Au cours du mois de janvier 2011, des émeutes et leur cortège de violences urbaines ont éclaté en Algérie. Dix ans après les émeutes de Kabylie, qui ont laissé cette région exsangue, elles nous rappellent la situation très fragile du tissu économique et social algérien. Terrifiée par le souvenir de la « décennie noire », cette guerre civile qui a fait 200 000 morts (1992-2002), vivant dans un état de pauvreté chronique, et sans prise réelle sur la marche de l’économie et des affaires de l’État, la majorité de la population algérienne contenait jusqu’alors sa fureur.
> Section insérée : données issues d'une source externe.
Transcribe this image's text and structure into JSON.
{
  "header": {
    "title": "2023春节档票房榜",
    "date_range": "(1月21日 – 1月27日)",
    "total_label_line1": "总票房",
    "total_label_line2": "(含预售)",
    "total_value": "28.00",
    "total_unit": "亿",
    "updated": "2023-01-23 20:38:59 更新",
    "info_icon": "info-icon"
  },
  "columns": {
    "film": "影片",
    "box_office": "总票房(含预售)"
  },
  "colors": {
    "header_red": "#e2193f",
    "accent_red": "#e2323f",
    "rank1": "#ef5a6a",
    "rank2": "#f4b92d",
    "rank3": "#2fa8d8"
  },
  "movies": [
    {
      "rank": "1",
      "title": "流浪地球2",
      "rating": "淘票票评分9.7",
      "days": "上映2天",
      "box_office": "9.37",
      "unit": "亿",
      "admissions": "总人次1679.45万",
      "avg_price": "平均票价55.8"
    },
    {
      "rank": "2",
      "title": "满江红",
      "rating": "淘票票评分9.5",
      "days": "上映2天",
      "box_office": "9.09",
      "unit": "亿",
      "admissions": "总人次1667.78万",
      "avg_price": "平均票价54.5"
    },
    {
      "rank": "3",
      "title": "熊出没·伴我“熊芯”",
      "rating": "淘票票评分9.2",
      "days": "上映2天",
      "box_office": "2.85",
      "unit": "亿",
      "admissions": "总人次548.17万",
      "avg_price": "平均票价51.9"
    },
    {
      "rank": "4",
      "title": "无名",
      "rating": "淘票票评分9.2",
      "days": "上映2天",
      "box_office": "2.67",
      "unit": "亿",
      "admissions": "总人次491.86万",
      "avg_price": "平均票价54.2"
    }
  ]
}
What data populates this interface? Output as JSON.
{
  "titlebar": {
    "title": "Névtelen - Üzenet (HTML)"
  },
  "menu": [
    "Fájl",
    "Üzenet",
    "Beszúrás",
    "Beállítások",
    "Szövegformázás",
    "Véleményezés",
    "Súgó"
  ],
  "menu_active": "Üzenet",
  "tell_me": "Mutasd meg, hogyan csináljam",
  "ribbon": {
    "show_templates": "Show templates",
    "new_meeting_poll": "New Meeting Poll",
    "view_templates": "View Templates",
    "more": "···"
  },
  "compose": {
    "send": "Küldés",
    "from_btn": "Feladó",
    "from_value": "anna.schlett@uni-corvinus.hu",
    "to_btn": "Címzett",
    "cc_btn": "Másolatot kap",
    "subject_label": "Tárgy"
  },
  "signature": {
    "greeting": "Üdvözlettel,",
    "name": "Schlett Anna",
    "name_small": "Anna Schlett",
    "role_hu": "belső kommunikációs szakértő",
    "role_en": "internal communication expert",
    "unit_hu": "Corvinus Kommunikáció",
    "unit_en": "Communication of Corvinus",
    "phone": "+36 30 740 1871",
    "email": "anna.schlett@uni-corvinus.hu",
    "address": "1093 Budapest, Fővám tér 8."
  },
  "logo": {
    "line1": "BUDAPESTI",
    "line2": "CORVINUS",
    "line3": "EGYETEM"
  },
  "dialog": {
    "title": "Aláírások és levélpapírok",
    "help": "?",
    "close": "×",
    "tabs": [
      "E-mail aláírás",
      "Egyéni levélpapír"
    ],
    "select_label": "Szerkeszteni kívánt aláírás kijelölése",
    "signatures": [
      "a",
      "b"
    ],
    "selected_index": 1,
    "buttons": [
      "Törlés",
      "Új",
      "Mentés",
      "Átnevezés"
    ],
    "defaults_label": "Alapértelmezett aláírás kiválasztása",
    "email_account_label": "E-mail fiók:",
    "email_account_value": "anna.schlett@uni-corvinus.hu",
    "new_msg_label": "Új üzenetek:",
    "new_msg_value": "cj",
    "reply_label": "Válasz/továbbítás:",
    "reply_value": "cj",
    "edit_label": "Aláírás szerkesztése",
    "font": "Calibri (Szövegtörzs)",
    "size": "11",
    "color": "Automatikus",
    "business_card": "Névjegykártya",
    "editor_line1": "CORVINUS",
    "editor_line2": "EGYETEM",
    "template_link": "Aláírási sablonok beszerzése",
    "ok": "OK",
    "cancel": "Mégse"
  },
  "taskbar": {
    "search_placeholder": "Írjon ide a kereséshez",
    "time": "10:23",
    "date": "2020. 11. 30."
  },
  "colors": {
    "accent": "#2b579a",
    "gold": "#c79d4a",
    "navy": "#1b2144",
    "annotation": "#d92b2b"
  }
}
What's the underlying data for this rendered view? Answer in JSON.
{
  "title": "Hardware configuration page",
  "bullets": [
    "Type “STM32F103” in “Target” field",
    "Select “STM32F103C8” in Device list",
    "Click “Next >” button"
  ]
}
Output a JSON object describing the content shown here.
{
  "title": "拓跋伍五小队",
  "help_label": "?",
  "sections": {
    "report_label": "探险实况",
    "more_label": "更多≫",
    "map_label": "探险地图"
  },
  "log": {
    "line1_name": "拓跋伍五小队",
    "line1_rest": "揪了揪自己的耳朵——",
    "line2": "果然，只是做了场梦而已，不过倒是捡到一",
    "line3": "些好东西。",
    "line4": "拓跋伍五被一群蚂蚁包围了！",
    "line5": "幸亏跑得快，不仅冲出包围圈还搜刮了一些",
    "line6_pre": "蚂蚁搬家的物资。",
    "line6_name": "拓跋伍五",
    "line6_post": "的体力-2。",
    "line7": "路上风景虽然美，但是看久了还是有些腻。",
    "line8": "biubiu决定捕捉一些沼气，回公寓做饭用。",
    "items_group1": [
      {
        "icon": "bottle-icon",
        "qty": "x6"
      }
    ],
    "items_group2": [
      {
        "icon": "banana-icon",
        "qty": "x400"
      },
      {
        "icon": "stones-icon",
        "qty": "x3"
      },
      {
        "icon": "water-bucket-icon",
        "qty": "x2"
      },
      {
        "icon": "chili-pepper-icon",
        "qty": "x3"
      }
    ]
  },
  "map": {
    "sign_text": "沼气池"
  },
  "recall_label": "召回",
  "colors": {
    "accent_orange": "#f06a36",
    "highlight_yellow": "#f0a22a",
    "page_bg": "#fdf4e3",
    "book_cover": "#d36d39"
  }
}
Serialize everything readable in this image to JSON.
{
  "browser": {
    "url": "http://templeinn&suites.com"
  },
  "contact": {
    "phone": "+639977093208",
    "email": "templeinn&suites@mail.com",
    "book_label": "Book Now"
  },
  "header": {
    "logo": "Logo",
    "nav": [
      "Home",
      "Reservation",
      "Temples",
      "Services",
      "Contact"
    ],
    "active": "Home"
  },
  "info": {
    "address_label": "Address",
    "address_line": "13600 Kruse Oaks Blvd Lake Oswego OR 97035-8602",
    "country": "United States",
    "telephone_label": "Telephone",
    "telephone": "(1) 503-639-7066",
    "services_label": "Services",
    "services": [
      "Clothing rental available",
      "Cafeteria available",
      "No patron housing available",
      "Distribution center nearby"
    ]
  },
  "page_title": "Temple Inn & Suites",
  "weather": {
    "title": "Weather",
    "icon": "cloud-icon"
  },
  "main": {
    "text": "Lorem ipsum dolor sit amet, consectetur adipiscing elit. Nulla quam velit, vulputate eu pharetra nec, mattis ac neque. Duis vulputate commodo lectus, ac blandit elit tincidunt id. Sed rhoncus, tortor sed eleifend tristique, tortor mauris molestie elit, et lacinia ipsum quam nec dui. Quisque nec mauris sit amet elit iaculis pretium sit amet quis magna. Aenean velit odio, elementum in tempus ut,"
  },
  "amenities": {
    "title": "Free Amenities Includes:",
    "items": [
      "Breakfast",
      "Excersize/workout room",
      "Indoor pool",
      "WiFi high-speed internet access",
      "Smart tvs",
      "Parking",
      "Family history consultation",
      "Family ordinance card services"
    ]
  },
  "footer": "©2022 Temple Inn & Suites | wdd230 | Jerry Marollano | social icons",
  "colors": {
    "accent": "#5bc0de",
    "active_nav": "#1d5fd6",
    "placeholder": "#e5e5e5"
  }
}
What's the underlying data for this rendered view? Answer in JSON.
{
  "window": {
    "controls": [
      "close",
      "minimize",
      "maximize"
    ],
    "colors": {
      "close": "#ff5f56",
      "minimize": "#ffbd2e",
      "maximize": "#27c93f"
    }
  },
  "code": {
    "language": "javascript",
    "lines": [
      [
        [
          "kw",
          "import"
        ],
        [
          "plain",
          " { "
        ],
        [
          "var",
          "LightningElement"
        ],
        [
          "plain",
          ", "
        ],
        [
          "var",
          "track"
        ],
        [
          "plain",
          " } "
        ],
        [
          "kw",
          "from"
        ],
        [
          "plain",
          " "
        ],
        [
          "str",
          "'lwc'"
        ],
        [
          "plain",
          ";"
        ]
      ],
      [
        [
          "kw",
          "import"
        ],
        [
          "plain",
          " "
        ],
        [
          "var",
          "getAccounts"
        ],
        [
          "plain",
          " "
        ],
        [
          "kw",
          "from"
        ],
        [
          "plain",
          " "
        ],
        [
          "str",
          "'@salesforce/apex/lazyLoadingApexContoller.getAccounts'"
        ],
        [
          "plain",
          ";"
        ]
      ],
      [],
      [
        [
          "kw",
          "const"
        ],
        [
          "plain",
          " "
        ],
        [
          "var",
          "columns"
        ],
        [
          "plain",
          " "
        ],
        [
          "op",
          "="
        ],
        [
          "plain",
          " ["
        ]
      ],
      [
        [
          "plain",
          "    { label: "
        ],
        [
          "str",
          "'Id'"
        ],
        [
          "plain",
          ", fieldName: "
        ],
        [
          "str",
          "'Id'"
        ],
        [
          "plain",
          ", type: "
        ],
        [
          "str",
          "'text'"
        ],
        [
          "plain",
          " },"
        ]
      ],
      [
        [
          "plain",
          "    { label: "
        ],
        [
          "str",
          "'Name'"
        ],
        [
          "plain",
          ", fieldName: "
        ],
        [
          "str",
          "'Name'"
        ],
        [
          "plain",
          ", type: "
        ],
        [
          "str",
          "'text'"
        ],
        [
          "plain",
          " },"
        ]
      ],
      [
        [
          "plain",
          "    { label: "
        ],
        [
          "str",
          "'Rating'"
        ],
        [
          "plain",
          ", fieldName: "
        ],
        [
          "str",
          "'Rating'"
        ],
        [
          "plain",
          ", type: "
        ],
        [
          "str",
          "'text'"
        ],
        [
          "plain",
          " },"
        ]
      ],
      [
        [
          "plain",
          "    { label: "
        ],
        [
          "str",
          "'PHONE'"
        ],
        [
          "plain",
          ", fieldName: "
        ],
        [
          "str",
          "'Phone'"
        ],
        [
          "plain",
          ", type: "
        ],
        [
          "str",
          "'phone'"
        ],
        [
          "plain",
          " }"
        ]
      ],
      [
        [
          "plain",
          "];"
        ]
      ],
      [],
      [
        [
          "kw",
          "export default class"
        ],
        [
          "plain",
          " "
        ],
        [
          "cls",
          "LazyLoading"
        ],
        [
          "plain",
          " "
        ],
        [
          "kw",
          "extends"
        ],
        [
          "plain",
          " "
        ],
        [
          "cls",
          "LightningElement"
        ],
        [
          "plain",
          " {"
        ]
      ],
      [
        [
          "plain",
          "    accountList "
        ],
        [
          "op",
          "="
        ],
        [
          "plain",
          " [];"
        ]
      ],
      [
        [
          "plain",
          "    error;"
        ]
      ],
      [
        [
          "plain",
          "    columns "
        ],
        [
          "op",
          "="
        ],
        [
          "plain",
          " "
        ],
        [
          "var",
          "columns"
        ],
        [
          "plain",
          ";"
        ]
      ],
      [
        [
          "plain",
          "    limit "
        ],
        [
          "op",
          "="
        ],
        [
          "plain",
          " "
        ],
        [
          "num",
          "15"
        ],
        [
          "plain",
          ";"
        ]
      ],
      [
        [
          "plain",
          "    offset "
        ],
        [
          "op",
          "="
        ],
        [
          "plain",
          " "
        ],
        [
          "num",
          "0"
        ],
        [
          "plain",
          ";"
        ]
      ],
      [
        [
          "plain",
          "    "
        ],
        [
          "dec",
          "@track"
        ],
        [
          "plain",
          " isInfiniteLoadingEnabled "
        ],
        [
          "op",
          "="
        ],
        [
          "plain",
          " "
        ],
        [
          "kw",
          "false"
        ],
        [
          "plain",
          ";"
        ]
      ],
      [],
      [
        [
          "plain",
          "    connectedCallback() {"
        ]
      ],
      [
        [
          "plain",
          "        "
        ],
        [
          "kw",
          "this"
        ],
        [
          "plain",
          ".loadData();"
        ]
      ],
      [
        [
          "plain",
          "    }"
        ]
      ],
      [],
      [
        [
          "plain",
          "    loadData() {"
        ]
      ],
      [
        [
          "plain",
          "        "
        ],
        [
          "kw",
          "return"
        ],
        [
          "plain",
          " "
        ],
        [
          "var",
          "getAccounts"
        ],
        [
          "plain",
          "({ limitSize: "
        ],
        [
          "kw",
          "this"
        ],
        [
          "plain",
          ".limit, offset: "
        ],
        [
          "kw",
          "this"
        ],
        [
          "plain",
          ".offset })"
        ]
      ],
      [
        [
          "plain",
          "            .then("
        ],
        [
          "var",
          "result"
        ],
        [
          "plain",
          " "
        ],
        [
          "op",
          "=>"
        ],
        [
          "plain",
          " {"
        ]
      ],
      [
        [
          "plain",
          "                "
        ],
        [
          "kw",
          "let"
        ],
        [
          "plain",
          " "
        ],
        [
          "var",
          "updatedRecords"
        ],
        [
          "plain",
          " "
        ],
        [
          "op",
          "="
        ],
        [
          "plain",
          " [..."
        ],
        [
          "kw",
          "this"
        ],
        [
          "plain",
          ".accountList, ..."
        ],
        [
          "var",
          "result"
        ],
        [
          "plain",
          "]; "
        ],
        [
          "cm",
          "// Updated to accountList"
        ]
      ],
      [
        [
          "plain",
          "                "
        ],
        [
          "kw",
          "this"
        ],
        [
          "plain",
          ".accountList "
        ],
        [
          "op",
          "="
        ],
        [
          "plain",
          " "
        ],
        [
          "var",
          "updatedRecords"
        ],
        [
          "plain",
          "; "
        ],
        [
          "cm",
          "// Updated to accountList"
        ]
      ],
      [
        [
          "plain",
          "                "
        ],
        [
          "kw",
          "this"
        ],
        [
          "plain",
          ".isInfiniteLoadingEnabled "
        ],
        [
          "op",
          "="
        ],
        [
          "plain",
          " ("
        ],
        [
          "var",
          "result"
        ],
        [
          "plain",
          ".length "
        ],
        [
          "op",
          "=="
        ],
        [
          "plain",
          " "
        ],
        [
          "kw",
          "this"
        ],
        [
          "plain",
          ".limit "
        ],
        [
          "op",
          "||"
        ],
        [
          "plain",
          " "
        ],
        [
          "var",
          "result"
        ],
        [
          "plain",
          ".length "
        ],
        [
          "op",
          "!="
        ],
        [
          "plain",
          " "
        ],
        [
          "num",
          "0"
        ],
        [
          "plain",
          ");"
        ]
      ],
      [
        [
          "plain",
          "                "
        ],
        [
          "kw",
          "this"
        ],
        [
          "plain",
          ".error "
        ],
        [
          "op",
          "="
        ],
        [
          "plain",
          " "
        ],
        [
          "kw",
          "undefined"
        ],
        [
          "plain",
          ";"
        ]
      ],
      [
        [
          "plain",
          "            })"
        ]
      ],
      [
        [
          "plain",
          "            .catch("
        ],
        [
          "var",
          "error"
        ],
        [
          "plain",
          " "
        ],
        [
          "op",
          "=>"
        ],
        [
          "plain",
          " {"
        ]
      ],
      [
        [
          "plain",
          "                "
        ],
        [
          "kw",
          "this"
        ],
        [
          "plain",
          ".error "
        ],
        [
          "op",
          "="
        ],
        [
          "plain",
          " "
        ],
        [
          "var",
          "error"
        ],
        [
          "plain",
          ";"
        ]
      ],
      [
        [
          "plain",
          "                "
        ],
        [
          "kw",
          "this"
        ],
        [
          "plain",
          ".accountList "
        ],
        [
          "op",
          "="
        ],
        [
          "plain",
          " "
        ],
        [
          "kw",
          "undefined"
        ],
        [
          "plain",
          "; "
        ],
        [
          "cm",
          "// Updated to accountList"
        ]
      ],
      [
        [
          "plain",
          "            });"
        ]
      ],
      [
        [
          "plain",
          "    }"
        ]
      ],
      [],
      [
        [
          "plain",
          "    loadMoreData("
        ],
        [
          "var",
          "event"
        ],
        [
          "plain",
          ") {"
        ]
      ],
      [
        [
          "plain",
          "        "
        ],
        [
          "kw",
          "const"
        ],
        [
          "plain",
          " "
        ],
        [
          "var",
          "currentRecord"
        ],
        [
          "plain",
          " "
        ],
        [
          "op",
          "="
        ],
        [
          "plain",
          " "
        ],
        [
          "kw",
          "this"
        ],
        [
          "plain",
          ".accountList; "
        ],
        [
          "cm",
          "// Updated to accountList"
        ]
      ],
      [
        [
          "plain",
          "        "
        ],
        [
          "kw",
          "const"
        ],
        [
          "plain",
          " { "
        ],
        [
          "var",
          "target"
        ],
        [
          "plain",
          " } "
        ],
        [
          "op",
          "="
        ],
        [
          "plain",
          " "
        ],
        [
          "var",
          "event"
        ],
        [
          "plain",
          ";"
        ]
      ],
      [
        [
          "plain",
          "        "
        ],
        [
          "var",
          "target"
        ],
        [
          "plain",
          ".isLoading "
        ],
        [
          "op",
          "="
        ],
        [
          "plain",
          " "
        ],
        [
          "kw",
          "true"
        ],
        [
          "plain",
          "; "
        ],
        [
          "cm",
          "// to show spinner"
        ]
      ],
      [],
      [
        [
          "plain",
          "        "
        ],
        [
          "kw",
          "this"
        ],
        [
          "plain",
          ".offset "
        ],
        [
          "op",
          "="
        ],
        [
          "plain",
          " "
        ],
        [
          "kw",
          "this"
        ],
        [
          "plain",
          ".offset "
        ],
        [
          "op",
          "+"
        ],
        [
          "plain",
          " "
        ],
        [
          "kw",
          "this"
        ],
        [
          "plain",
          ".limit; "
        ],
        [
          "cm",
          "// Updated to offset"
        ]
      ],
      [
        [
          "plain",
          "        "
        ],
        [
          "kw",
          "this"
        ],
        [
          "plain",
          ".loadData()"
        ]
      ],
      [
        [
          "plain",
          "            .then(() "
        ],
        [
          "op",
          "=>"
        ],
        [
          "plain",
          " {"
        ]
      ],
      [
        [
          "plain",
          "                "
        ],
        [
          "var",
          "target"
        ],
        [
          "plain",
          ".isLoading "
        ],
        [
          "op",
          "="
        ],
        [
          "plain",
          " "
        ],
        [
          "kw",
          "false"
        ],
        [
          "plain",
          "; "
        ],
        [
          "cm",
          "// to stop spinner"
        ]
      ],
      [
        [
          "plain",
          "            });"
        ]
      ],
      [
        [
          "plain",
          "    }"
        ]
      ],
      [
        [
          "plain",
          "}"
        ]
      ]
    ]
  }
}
Passionnés de politique et très critiques vis-à-vis d’eux-mêmes et de leurs dirigeants, les Algériens expriment ce ressentiment et cette colère dans une presse au ton très incisif. L’objet principal de leurs griefs tenant à la répartition très inégalitaire de la rente pétrolière, ils ne cessaient de dénoncer la « maffia étatique ».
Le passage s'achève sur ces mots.